I usually check the mom. Yesterday I was at a chuck-E-Cheese and sitting doing some budgeting while my kids were playing on the games (they're old enough to stay together and let me know where they are...there were a lot of staffers and a summer camp so counselors there patrolling...even better than usual!) and I felt a tug on my blouse. I turned to see if my child was trying to get my attention and it was a cute little girl with blond curls about 2 years old looking up at me smiling. The mom apologized, but I just smiled at the little girl and said hello, did you want to see my face? She put her hand up so I looked at the mom and then I held the child's hand briefly. It was okay. That is the way the child wanted to say hello to me. There was another mom sitting nearby and she was doing the same as me, hanging out while our kids played...so we exchanged a smile because we were same ethnicity and similar looks and situation. So if you go to the store and you see someone not behaving properly, you might not say 'No' to them but you might give them a look of disapproval or if someone interested you, you might not say 'Hey' but you might make a point to push your cart by them to see if they are interesting close up. You just don't notice this behavior in yourself because it is more or less normalized to adult subtlety. 

Negative reactions are more easily recognized in a child than positive or neutral, also it's calling attention to you and might make you uncomfortable as most of us when out in public would just like to comfortably blend in.


----------



## michzz (Jun 6, 2008)

2-year-olds have zero impulse control and need a lot of attention.

If they've found out that negative attention is all they get, they quickly focus on getting that.


----------



## HopelessRomantic0989 (Jul 30, 2011)

My 2 year old will say "No" to anyone haha. Even a sweet old lady or a nice smiling cashier. She also says this to kids. She gets mad when she sees a baby and she can't take them home. 

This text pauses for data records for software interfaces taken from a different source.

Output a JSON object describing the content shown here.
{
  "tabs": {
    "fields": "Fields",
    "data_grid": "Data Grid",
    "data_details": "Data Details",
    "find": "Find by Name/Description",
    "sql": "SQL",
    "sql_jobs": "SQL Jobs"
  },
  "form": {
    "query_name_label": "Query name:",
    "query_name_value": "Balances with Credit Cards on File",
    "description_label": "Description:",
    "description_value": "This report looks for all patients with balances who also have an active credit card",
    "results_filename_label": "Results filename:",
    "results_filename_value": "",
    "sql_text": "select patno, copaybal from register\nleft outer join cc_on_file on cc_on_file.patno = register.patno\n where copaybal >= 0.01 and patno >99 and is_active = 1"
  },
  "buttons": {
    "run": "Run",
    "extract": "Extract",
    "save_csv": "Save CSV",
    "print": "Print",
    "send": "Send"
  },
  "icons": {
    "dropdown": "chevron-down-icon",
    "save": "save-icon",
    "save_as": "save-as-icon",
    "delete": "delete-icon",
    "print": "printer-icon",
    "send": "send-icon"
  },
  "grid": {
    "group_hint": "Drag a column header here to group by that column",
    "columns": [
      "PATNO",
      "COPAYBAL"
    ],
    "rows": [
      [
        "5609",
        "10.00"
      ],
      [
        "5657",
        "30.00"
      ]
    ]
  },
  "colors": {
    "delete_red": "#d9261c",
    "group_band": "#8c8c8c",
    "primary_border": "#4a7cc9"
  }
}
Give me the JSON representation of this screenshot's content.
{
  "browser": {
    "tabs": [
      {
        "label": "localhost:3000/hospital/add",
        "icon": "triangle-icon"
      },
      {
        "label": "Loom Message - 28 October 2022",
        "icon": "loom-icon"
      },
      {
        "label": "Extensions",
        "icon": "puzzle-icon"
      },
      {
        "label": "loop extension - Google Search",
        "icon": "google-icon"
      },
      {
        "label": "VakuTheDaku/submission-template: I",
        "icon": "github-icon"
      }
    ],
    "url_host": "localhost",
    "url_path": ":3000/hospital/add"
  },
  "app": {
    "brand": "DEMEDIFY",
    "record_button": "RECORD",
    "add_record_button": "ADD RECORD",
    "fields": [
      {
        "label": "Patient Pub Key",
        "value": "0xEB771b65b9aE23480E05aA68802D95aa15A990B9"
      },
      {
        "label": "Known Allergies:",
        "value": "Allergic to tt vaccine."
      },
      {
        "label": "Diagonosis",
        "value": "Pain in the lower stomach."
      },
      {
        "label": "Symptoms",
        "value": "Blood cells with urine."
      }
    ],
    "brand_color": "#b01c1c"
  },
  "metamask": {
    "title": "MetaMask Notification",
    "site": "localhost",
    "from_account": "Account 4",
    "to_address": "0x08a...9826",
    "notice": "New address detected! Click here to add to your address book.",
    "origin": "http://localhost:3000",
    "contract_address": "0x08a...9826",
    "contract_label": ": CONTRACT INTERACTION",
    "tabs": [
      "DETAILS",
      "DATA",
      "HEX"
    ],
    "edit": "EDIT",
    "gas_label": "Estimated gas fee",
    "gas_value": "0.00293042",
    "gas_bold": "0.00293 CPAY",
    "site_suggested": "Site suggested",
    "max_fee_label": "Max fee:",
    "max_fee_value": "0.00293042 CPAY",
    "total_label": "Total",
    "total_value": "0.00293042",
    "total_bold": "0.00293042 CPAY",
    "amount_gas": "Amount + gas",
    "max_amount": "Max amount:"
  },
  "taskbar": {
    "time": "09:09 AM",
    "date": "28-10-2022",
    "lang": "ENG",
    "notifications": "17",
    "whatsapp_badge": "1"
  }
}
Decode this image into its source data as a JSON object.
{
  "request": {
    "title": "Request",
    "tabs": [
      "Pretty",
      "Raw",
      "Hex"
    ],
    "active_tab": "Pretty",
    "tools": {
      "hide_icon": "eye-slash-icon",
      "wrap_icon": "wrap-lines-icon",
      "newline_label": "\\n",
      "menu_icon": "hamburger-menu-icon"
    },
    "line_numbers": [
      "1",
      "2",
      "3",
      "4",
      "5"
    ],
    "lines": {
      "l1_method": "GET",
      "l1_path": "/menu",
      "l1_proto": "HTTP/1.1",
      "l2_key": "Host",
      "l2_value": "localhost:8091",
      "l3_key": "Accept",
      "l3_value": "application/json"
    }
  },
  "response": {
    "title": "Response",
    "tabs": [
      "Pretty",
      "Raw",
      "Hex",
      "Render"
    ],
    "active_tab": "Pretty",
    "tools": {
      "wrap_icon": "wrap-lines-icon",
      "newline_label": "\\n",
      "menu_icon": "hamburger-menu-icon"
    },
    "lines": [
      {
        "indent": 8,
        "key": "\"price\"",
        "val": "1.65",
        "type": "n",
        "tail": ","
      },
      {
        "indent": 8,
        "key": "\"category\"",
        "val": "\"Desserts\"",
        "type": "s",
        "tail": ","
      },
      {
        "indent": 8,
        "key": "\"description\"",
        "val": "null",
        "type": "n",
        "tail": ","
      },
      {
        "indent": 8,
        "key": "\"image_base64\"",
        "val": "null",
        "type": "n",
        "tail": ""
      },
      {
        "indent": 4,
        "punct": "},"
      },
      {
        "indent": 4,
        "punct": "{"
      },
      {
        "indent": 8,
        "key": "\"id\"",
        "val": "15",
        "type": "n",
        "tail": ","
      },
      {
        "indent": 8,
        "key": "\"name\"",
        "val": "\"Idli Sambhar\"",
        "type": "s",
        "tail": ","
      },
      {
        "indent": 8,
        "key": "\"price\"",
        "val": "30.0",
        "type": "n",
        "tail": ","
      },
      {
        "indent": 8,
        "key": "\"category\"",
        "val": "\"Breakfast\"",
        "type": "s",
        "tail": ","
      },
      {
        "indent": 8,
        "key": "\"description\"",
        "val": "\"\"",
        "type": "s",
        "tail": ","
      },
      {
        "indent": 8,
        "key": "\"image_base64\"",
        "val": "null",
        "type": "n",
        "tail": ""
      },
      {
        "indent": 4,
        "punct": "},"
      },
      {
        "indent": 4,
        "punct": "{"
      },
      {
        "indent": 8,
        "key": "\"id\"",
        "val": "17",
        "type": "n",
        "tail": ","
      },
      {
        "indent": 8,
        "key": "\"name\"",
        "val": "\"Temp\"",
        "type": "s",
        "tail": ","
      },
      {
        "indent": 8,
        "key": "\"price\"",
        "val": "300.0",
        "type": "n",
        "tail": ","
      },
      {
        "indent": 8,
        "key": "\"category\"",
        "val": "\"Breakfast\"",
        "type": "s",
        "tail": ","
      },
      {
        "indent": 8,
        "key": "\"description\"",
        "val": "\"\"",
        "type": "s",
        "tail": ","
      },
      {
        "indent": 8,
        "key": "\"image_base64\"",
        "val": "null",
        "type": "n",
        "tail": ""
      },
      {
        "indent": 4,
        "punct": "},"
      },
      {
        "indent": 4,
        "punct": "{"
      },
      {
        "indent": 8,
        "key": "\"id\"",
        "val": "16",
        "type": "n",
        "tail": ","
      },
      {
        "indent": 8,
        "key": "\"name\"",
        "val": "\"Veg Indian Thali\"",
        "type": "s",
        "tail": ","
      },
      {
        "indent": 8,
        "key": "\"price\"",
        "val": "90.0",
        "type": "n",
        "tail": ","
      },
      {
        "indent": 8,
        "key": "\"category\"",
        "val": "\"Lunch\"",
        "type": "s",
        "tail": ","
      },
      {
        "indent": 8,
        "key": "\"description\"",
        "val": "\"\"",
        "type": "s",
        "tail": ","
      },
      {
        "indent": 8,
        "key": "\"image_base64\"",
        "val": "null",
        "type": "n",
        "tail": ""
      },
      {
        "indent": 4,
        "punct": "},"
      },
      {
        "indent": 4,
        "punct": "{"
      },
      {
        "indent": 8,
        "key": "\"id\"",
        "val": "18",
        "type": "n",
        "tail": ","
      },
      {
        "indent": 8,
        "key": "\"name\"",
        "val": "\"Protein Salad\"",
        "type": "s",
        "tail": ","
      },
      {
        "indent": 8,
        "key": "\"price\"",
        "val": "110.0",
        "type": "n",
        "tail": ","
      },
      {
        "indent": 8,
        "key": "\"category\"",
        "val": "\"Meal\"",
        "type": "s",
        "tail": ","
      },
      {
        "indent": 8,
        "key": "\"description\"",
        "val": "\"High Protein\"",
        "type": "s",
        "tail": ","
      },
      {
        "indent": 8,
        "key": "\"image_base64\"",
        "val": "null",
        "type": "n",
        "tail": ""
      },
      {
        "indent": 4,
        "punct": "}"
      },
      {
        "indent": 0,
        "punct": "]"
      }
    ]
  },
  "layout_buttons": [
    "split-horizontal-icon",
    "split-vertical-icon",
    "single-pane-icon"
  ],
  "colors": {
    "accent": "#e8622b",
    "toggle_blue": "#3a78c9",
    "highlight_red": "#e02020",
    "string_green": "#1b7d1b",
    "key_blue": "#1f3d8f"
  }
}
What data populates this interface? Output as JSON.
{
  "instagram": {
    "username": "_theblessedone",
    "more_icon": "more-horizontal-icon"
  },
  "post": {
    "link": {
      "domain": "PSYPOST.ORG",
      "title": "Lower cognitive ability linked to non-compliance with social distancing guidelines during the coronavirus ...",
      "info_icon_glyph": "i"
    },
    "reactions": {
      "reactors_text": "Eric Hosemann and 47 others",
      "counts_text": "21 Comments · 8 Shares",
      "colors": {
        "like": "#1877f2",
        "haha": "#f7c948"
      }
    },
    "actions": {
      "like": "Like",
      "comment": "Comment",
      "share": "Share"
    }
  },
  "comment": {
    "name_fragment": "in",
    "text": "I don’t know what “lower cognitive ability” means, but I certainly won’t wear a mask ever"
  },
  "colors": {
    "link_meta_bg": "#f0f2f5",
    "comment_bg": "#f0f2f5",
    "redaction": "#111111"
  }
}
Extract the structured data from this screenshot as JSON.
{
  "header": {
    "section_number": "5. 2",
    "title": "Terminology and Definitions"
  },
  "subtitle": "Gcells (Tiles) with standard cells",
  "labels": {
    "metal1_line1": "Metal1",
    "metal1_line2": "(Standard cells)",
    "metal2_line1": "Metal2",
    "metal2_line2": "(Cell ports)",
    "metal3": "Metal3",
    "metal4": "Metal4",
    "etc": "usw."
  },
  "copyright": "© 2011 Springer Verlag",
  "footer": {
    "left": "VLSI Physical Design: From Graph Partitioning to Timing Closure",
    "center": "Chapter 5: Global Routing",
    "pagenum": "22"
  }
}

My husband and I give her a lot of positive attention but I think that she may want more attention than we give her. Sometimes I need to relax after a long day with her. I try and read a book, quickly check my Facebook to see how my family and friends are doing, or surf the internet. 

I should ask her why she does it though. I explain to her that it isn't nice to talk to people like that. I know that she isn't mean. It's just a stage.

My husband and I have to discipline her often. I put her in time-out for 2 minutes...I go by her age. She cries and calls for me. After the two minutes are over, I explain to her why I had to put her in time-out. Most of the time we have to discipline her because she hits my husband and I or she yells at us. When she wants her cuppy or a snack she says, "Mommy. I want my cuppy" with an attitude. I tell her, "Say I want my cuppy please" like a nice princess"

She has a huge attitude problem. She is kind of mean to other children her age. In the nursery at church she loves this little girl and she shares her toys with her but the other kids, she hits them or pushed them and says, "No!" She hugs that little girl though. There is also another little girl who is her best-friend. They love each other! They love to play together. On her birthday when she saw her best-friend she went up to her and they kissed and hugged and went to play haha I don't understand it one bit.


----------